In a statement on its website, Coinbase director of security Ryan McGeehan confirmed that the list of users published was “less than one half of one percent” of Coinbase users. In addition, it was said that “this list of emails was likely sourced from other sites – probably Bitcoin related ones.”
McGeehan explained in the blog post that it was not a data breach, but is a “norm across most internet sites today”, like Facebook, Google, and Dropbox. The process is called email enumeration can be used to determine whether users exist on the site or not.
“You’ll also find many leading payment services allow user enumeration, including Paypal, Venmo, Square Cash, and many others…”
“Though we believe this type of spam and user enumeration activity doesn’t represent a significant risk to Coinbase customers, we absolutely recognize that it can be an inconvenience and cause confusion,” he said.
He also referred to a new feature called “Request Money” that allows users to request funds by entering an email address, describing it described as part of the “core functionality” of it service.
The company’s security risk was discovered in Monday by Australia-based security researcher Shubham Shah, who found out that he could send a series of emails requesting money from different address and receive back a response with the name and email of valid Coinbase users.
While the feature doesn’t constitute a security flaw, it could aid would-be attackers who are phishing for addresses associated with Bitcoin. Coinbase acknowledged this concern, though it said it believes it represents a low fraud risk, and is more threatening to users as a spam issue.

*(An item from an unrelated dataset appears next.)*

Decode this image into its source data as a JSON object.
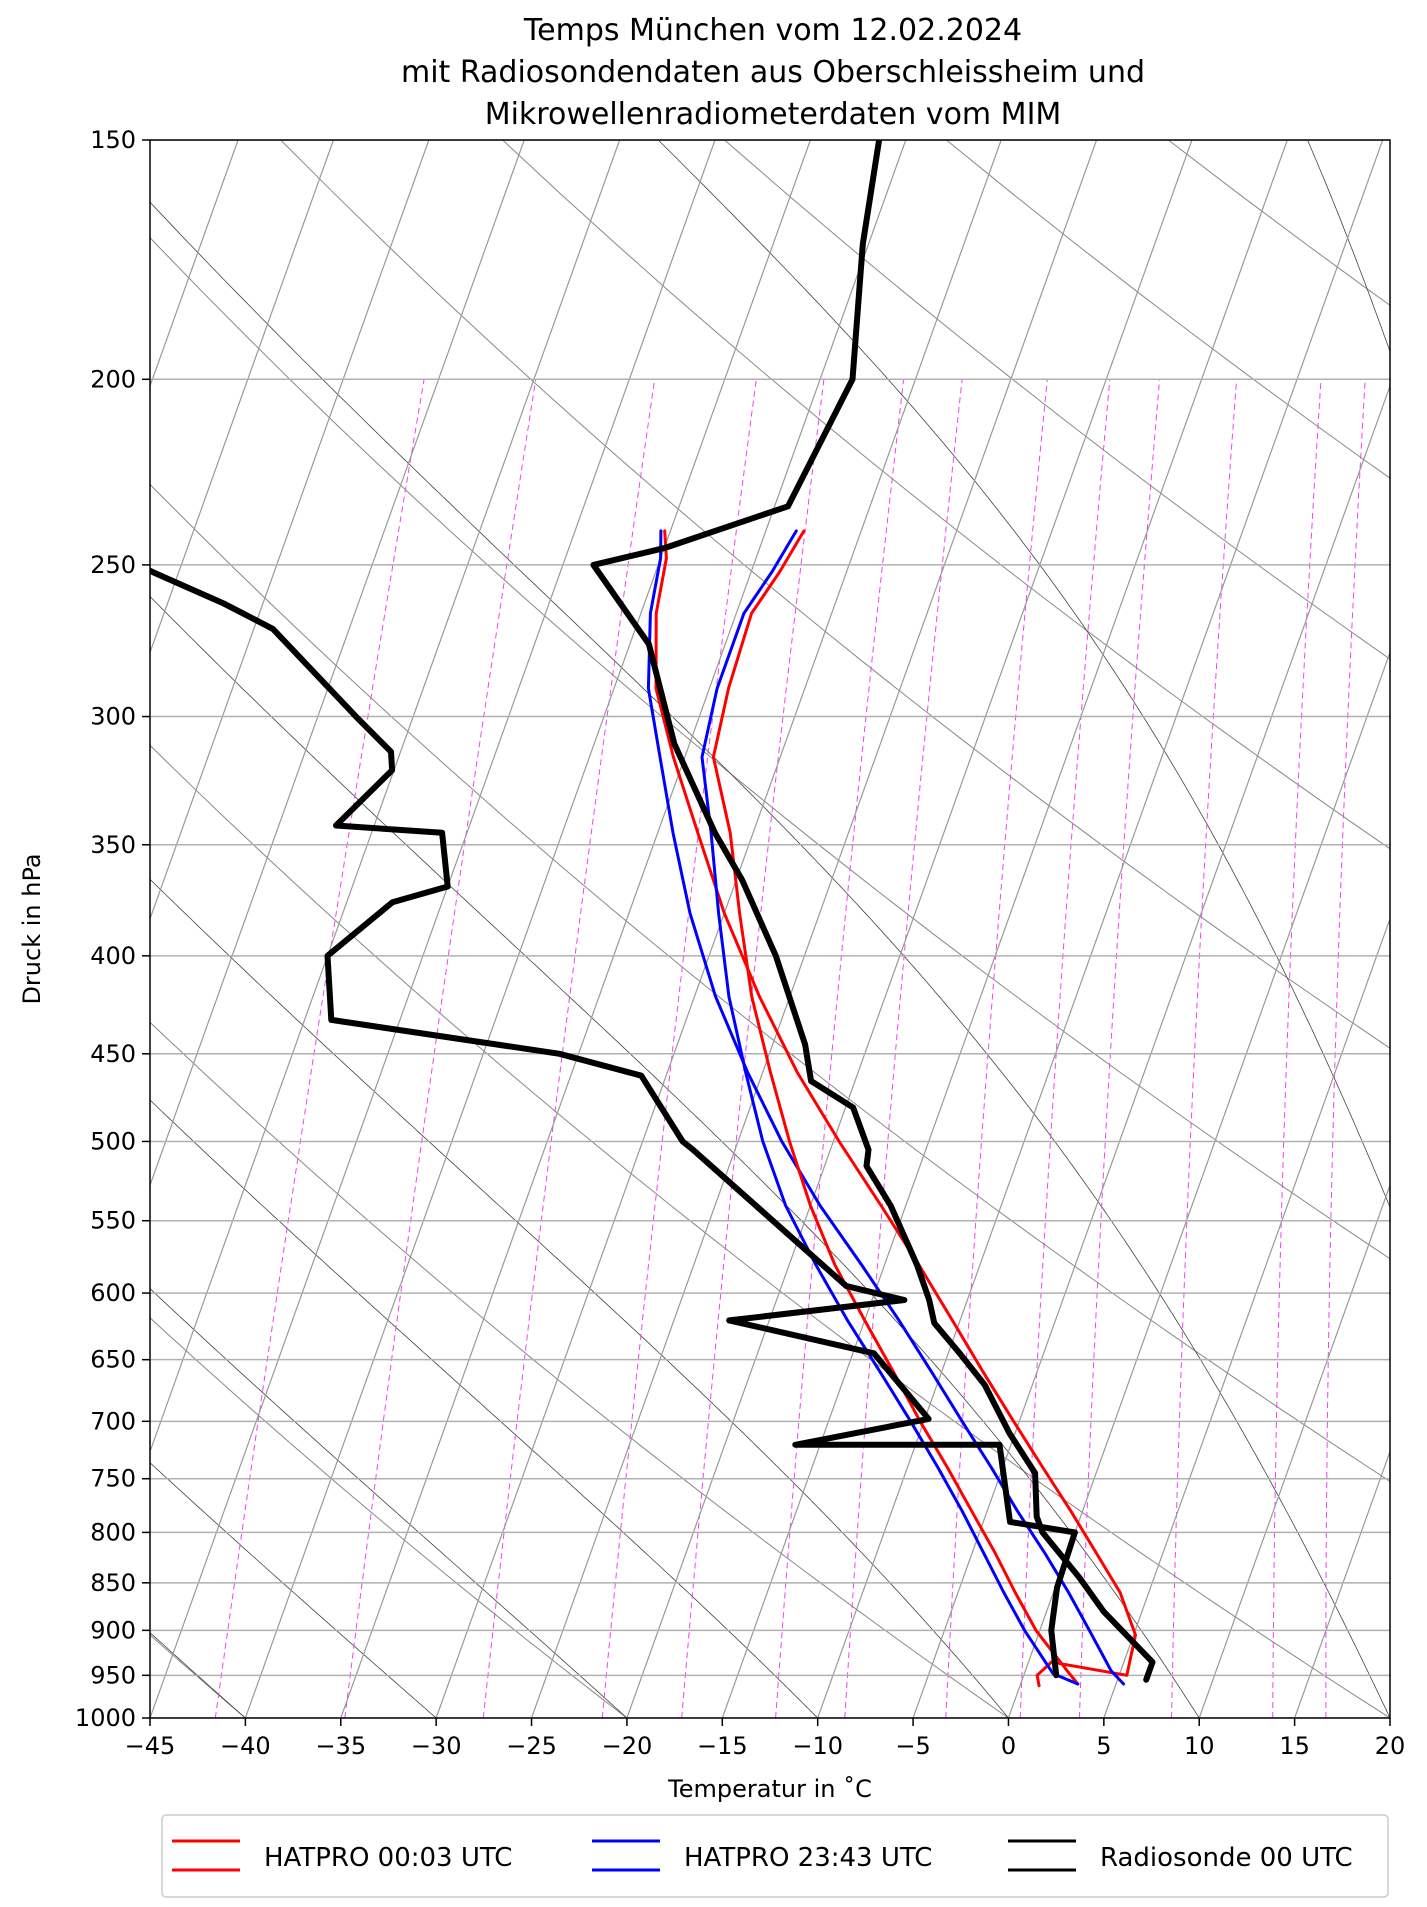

“We are continually striving to make Coinbase as safe and secure as possible for all of our users, and in the coming weeks, we will perform a more extensive overview of the existing controls we have in place to see how they can be improved,” reads the statement.
Nevertheless, after a difficult few months in the cryptocurrency circles, notably the shuttering of the Mt. Gox bitcoin exchange, the community was left again shaken by the leak.